Re-cycle è la mostra che al Maxxi, fino al 29 aprile, affronta un tema molto discusso. Riciclare è diventato un must, ma diverse sono le linee di pensiero e le interpretazioni. Soprattutto in Architettura, dove si può parlare di riciclo, riuso, riconversione, reinvenzione, ricostruzione. Come viene affrontato, quindi, un argomento tanto vasto e variegato?

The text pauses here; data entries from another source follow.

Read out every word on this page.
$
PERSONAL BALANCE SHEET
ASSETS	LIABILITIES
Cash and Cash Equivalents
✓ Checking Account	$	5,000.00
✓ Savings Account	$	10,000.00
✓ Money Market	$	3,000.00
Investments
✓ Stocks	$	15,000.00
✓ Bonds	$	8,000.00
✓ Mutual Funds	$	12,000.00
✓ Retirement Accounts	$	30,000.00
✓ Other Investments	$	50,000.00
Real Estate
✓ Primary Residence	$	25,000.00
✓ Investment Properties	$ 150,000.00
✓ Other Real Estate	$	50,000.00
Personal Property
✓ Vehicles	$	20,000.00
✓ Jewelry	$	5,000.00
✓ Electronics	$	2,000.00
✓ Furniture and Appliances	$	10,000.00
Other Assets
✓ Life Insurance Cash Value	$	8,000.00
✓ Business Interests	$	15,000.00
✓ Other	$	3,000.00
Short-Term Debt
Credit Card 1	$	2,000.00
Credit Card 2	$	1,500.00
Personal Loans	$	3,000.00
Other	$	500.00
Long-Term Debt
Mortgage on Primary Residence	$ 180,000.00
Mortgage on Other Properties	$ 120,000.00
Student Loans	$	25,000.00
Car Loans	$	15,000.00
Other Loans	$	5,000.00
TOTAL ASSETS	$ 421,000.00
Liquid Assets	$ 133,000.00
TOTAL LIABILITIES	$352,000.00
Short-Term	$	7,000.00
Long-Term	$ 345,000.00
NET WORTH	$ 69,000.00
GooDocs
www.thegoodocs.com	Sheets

La mostra prova a dare uno sguardo alla grande produzione internazionale e presenta l ‘High Line di New York, il soppalco di Superstudio sul Colosseo, il centro commerciale di container dei Lot-Ek a Pechino, i tunnel di Trento riconvertiti a museo da Elisabetta Terragni, i vagoni ferroviari adibiti a ristorante da Piero Portaluppi nel ’29. Accanto a queste, altre interpretazioni. Sotto l ‘assunto del tutto è riciclo sono esposte vecchie case sgarrupate risistemate a nuovo, video con le opere dismesse di Gehry e Venturi, il film blob dei blob, pseudo capanne di materiale sintetico e baracche da campi nomadi.
Nessuna differenza tra opere di intelligenza creativa ed esperimenti modesti. Nessuna definizione quindi, ne una linea interpretativa. Facendo passare il messaggio che tutto, se ben confezionato nelle intenzioni, può aspirare alla categoria del Riciclo.
Dopo Rietveld, Moretti, Nervi e Scarpa, il Maxxi, continua sulla sua strada e prende alla lettera il tema messo in mostra. Facendo della teoria del riciclone un punto imprescindibile della propria linea curatoriale.